Vincent, naturally, attaches a special significance to the Earthquake Series, saying the worst brought out the best. After 11 days, the series resumed with a special ceremony before Game 4. Red Cross workers and other volunteers threw out the ceremonial first pitch, and the crowd at Candlestick followed with an a cappella version of "San Francisco." There weren't many dry eyes in the house.
"The whole pregame period was very special," he said. "I think it will be very hard to find a moment that is as emotionally powerful as that one."
So how does he think he has done?
"If I do give myself a grade, I'll do it privately," he said. "I don't think it's good to get into that."

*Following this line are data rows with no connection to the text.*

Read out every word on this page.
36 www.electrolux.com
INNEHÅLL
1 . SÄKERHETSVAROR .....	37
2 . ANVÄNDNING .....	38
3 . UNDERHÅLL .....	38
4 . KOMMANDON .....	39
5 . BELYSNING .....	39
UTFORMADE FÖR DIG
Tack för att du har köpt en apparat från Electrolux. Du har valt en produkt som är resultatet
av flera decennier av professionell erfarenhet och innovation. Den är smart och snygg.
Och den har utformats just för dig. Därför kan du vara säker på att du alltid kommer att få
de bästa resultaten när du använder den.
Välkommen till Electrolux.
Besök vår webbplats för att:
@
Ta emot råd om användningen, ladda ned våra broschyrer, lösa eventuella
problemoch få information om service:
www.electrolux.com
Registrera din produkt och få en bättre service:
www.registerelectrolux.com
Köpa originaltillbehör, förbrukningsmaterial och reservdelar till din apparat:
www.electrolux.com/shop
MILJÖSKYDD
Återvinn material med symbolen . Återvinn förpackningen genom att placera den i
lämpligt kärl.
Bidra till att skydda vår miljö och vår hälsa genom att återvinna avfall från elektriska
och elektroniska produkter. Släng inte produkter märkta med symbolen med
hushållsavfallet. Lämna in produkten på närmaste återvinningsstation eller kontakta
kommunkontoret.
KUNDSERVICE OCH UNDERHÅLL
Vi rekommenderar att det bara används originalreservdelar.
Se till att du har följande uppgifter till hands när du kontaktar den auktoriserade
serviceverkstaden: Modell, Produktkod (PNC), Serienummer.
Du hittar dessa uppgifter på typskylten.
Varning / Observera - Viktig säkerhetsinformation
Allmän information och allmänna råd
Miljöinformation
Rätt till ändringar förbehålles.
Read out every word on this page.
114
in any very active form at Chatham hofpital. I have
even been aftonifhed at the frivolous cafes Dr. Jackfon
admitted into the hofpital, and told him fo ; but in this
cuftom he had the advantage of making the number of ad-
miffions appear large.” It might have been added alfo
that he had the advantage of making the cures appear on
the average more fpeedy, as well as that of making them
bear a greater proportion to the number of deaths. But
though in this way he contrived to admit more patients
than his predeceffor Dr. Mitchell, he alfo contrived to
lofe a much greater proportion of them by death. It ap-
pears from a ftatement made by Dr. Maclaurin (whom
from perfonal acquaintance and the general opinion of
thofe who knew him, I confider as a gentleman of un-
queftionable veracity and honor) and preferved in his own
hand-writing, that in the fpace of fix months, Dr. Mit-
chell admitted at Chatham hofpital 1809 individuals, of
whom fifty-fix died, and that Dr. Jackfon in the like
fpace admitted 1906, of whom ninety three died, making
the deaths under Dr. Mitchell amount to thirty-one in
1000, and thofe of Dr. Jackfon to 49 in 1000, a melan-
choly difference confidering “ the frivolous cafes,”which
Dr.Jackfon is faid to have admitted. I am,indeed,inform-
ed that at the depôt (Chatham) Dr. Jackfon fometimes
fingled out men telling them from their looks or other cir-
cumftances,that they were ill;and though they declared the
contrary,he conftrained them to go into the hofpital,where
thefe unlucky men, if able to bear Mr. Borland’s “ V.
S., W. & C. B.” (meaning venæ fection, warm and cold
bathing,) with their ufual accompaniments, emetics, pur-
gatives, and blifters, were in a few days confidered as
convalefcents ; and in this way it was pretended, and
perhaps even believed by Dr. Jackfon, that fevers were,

Others aren't nearly so shy.
"He's kept this ship on its proper course through some very, very difficult times," said Milwaukee Brewers owner Bud Selig, who as chairman of the Player Relations Committee has worked more closely with Vincent than any other owner.
"No commissioner had a more difficult first year," he said. "That the game is still on its proper course and still transcends everything is a tribute to him."
"At great sacrifice to himself, because he has difficulty getting around, he's at the ballpark," said New York Mets owner Fred Wilpon, who flew to Hyannis, Mass., in his private plane and took Vincent to Martha's Vineyard the night of Giamatti's death. "He recognizes he's got to be a shirtsleeve commissioner . . . talking to the people on the field, meeting the middle management of baseball teams. He's experiencing it, not perceiving it. That's a sign of his dedication. That's an effort."
Don Fehr, head of the players association, said: "No one has made any pretense that he would have gotten the job in the ordinary course of events. I think that a year ago people would have viewed him as the guy who stepped in when Giamatti died. People wouldn't have that view today."
If Vincent acknowledges anything, it is that he has come to be associated with trouble -- the kind wrought by nature and man.
"They were teasing me this morning," he said, dusting ashes off his shirt from his first cigar of the day. "They had a gnat infestation in Toronto last night and somebody said, 'How could that happen when you weren't there?' I had nothing to do the gnats in Toronto. I'm clean."